On the morning of our ultrasound at 8 weeks 5 days, I had a terrible sinking feeling. I started crying and telling my husband that this felt "too familiar"...it was the same time, the middle of the 8th week, that we had lost Annabelle and discovered her heart had stopped. It was again a Wednesday too and I felt no assurance from my body that things were okay. I was a nervous wreck, but I also wondered if I was simply having some kind of anniversary depression/angst. I kept imagining, preparing myself, hearing the RE say, "I don't see a heartbeat."

I picked myself up and we went to the RE's office and waited. The news all seemed to be good that day at the office and that gave me a lift, plus I was peeing frequently, and that was a good sign. I got up on the table and the RE inserted the vaginal wand and I waited and watched his face as he looked at the screen. (I couldn't see anything.) His face grew intense and his eyes squinted while his brows wrinkled. That didn't seem good. Then he asked me if I had been spotting...I knew that was really not good. "No" I stuttered. Finally he said, "I'm just not seeing a heart beat. Why don't we look together?" We both looked at the screen then and we saw no movement...nothing, just my little one looking a little bigger than the last time, very still. My heart was pounding out of my chest desperately hoping for something miraculous, but I knew that was the end. He finally said that his machine was not top quality and he thought we should either come back again in a few days to "be sure" or go to a hospital for a more thorough scan now. I opted to go to my OBYN's office for a confirmation scan then. The scan and news was bleak: our little one had died and measured only 7w5d, almost to the milimeter/day what Annabelle did. Surely it was another trisomy and again, very likely due to my husband's meds.
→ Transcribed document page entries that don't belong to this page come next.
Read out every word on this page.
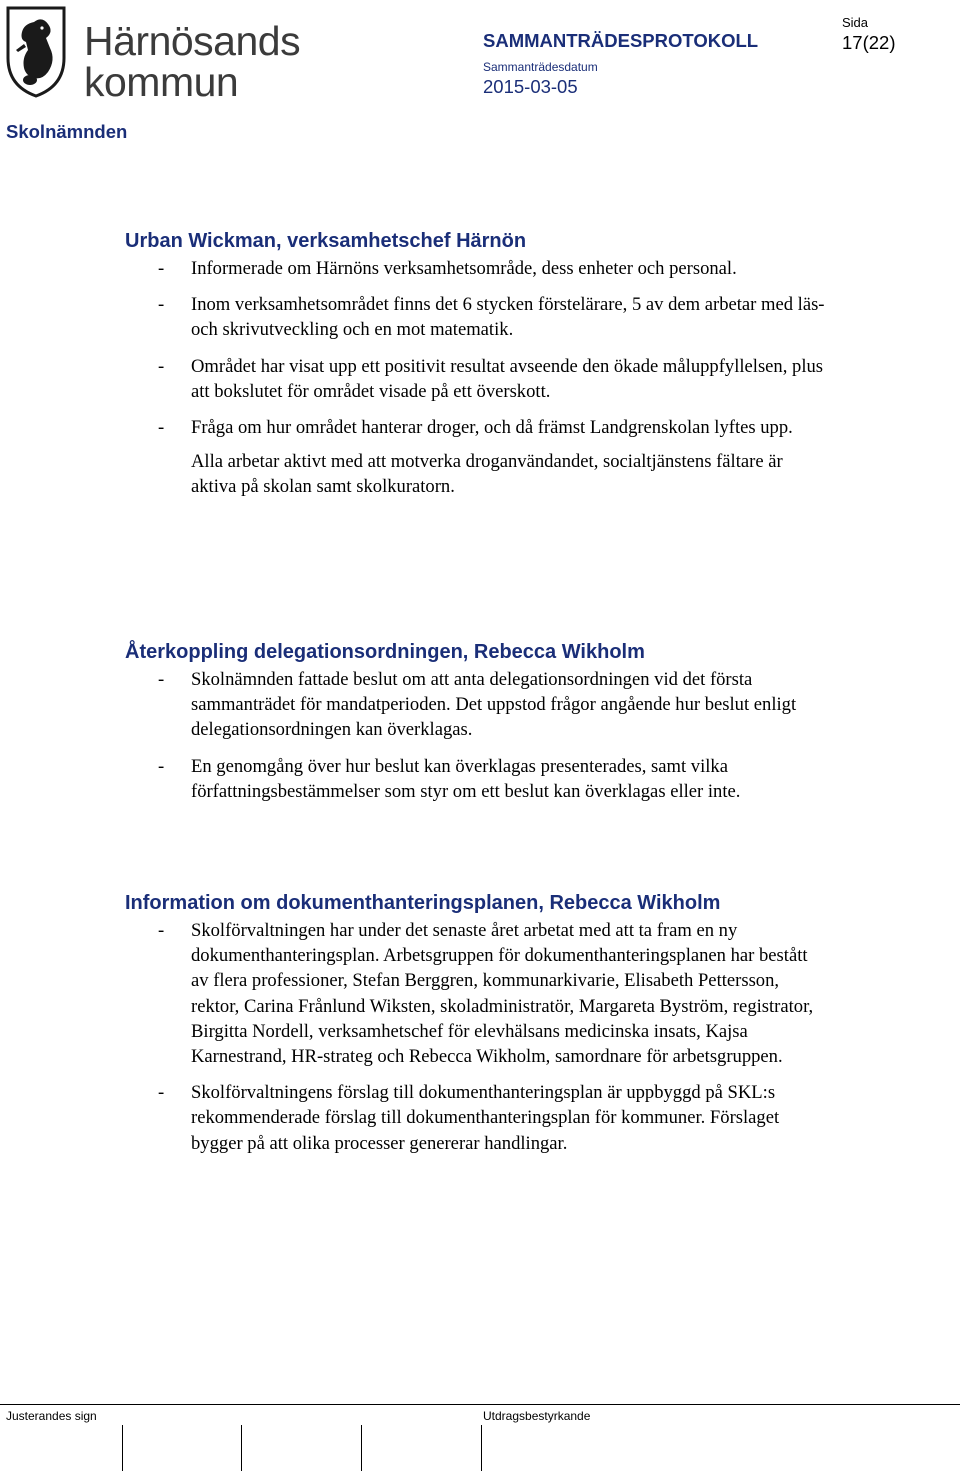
Härnösands
kommun
SAMMANTRÄDESPROTOKOLL
Sammanträdesdatum
2015-03-05
Sida
17(22)
Skolnämnden
Urban Wickman, verksamhetschef Härnön
- Informerade om Härnöns verksamhetsområde, dess enheter och personal.
- Inom verksamhetsområdet finns det 6 stycken förstelärare, 5 av dem arbetar med läs- och skrivutveckling och en mot matematik.
- Området har visat upp ett positivit resultat avseende den ökade måluppfyllelsen, plus att bokslutet för området visade på ett överskott.
- Fråga om hur området hanterar droger, och då främst Landgrenskolan lyftes upp.
Alla arbetar aktivt med att motverka droganvändandet, socialtjänstens fältare är aktiva på skolan samt skolkuratorn.
Återkoppling delegationsordningen, Rebecca Wikholm
- Skolnämnden fattade beslut om att anta delegationsordningen vid det första sammanträdet för mandatperioden. Det uppstod frågor angående hur beslut enligt delegationsordningen kan överklagas.
- En genomgång över hur beslut kan överklagas presenterades, samt vilka författningsbestämmelser som styr om ett beslut kan överklagas eller inte.
Information om dokumenthanteringsplanen, Rebecca Wikholm
- Skolförvaltningen har under det senaste året arbetat med att ta fram en ny dokumenthanteringsplan. Arbetsgruppen för dokumenthanteringsplanen har bestått av flera professioner, Stefan Berggren, kommunarkivarie, Elisabeth Pettersson, rektor, Carina Frånlund Wiksten, skoladministratör, Margareta Byström, registrator, Birgitta Nordell, verksamhetschef för elevhälsans medicinska insats, Kajsa Karnestrand, HR-strateg och Rebecca Wikholm, samordnare för arbetsgruppen.
- Skolförvaltningens förslag till dokumenthanteringsplan är uppbyggd på SKL:s rekommenderade förslag till dokumenthanteringsplan för kommuner. Förslaget bygger på att olika processer genererar handlingar.
Justerandes sign	Utdragsbestyrkande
After talking to the doctor on call, I opted out of a D & C, although both he and the RE recommended it strongly. I realize in retrospect that while the procedure was very easy physically for me for the most part, I really disliked being in a public place for that event and having someone take my baby away dismembered to a lab just causes me pain and regret. I never got to see or hold her. And now I just needed to hold and pray over my little one and give him/her a proper burial with some kind of sanctity and honor.

So, this afternoon, I will be taking misoprostol to induce labor. I'm scared about what it will be like and I know the risks are serious if anything goes wrong. But I hope emotionally this will be the better route for me. I'll update later and describe my experience. Oh, Lord have mercy.